Enslave the robots and free the poor

The economist Robert Gordon, doyen of the skeptics, has noted that the average growth of U.S. output per worker was 2.3 percent a year between 1891 and 1972. Thereafter, it only matched that rate briefly, between 1996 and 2004. It was just 1.4 percent a year between 1972 and 1996 and 1.3 percent between 2004 and 2012.

.. An ancient Roman would have understood the way of life of the United States of 1840 fairly well. He would have found that of 1940 beyond his imagination.

.. The collapse in child mortality is surely the single most beneficial social change of the past two centuries. It is not only a great good in itself; it also liberated women from the burden, trauma, and danger of frequent pregnancies. The jump in high school graduation rates—from less than ten percent of young people in 1900 to roughly 80 percent by 1970—was a central driver of twentieth-century economic growth.

.. Yet except for the upward blip between 1996 and 2004, we are still—to adapt the Nobel laureate Robert Solow’s celebrated words of 1987—seeing the information technology age “everywhere but in the productivity statistics.”

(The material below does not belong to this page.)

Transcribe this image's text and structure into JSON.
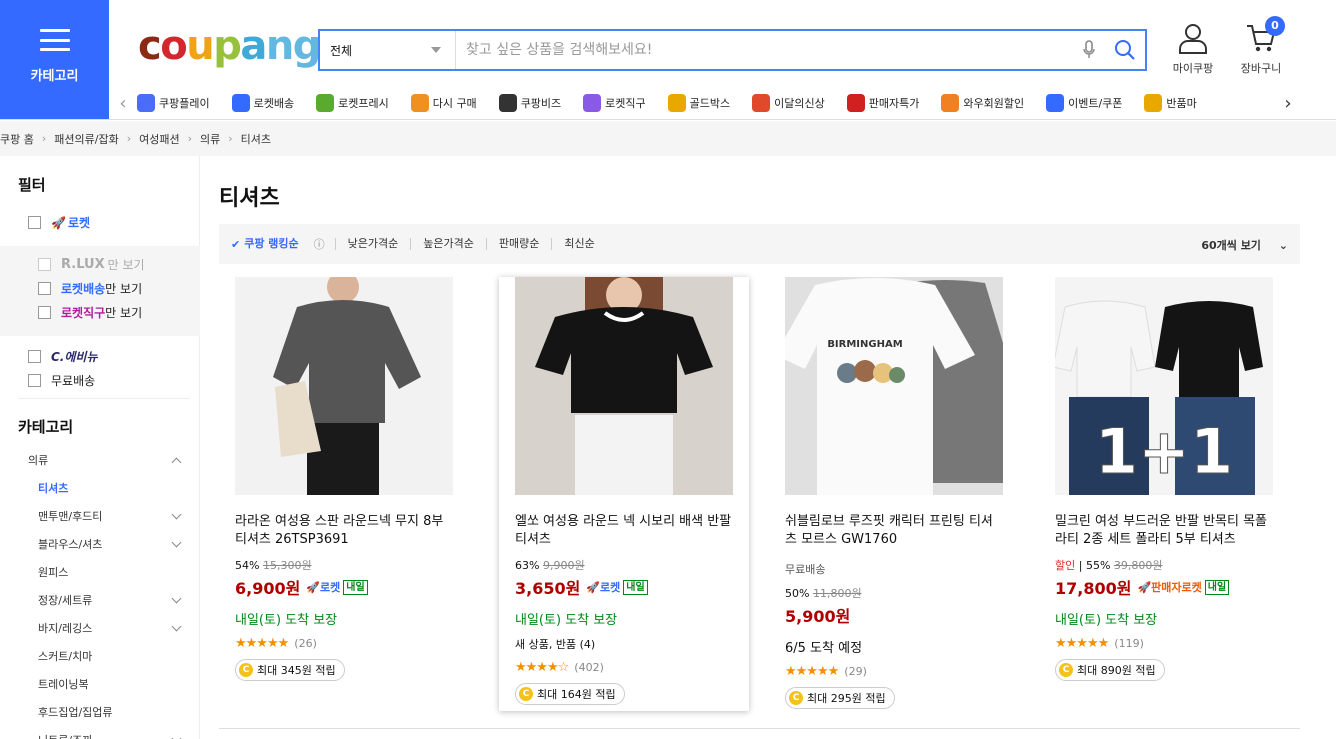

The American economy has enjoyed . . . low-hanging fruit since at least the seventeenth century, whether it be free land, . . . immigrant labor, or powerful new technologies. Yet during the last 40 years, that low-hanging fruit started disappearing, and we started pretending it was still there. We have failed to recognise that we are at a technological plateau and the trees are more bare than we would like to think. That’s it. That is what has gone wrong.

 

.. Raising productivity in manufacturing matters far less now that it generates only about an eighth of total U.S. GDP. Raising productivity in caring for the young, the infirm, the helpless, and the elderly is hard, if not impossible.

.. In their book The Second Machine Age, Brynjolfsson and McAfee offer as a parallel the story of the inventor of chess, who asked to be rewarded with one grain of rice on the first square of his board, two on the second, four on the third, and so forth. Manageable in size on the first half of the board, the reward reaches mountainous proportions toward the end of the second. Humanity’s reward from Moore’s law—the relentless doubling of the number of transistors on a computer chip every two years or so—will, they argue, grow similarly.

.. Yes, it is possible to imagine driverless cars. But this would be a far smaller advance than were cars themselves.

.. The idea that a small minority should overwhelmingly benefit from new technologies should be reconsidered.

.. It is also possible that the ultimate result might be a tiny minority of huge winners and a vast number of losers. But such an outcome would be a choice, not a destiny. Techno-feudalism is unnecessary. Above all, technology itself does not dictate the outcomes. Economic and political institutions do. If the ones we have do not give the results we want, we will need to change them.